A simple educational Linux container runtime.
It is intentionally simple and leaves a lot of stuff out. It is a single C file of roughly 500 lines including comments showing the core features of the Linux used to build containers. It includes also the creation of a container from an image to clarify how images and containers are related.
http://wvi.cz/diyC/ or pure markdown in the docs directory.
This is a educational piece of software and has not been tested on many systems, here are the prerequisites:
- recent Linux kernel supporting needed namespaces and cgroups
- overlayfs
- ip tool (iproute2 package)
- iptables
- gcc
- make
- bash
Apart from overlayfs most of the distros are prepared and ready, if not please consult your distro package manager. Overlayfs is in the mainline kernel so it should be straightforward.
Note: Kernel needs to be configured to support following namespaces PID, mount, network and UTS, cgroups are needed as well.
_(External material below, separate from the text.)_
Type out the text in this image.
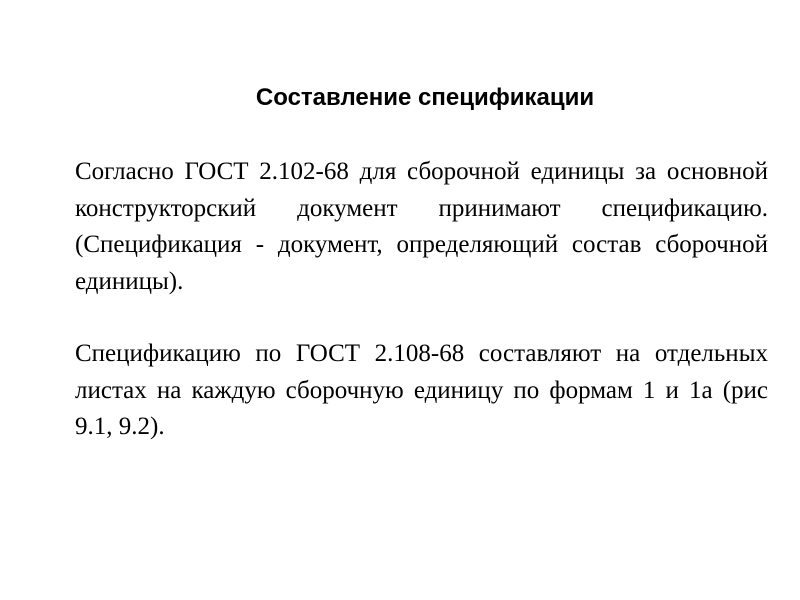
Составление спецификации

Согласно ГОСТ 2.102-68 для сборочной единицы за основной конструкторский документ принимают спецификацию. (Спецификация - документ, определяющий состав сборочной единицы).

Спецификацию по ГОСТ 2.108-68 составляют на отдельных листах на каждую сборочную единицу по формам 1 и 1а (рис 9.1, 9.2).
Most of the GNU/Linux distros have this support enabled by default.
make setup
It creates the necessary directory structure as well as prepares the
networking part like iptables rules, bridge (diyc0) and so on. To
remove the networking bits like bridge and iptables rules run make net-clean which removes them all.
make
Builds the runtime.
- Done
It also builds a nsexec which executes a local command in namespaces. See nsexec --help to see what namespaces are available. Usage is very simple sudo ./nsexec -pnu myhost bash will start a new bash in new pid, network and UTS namespace.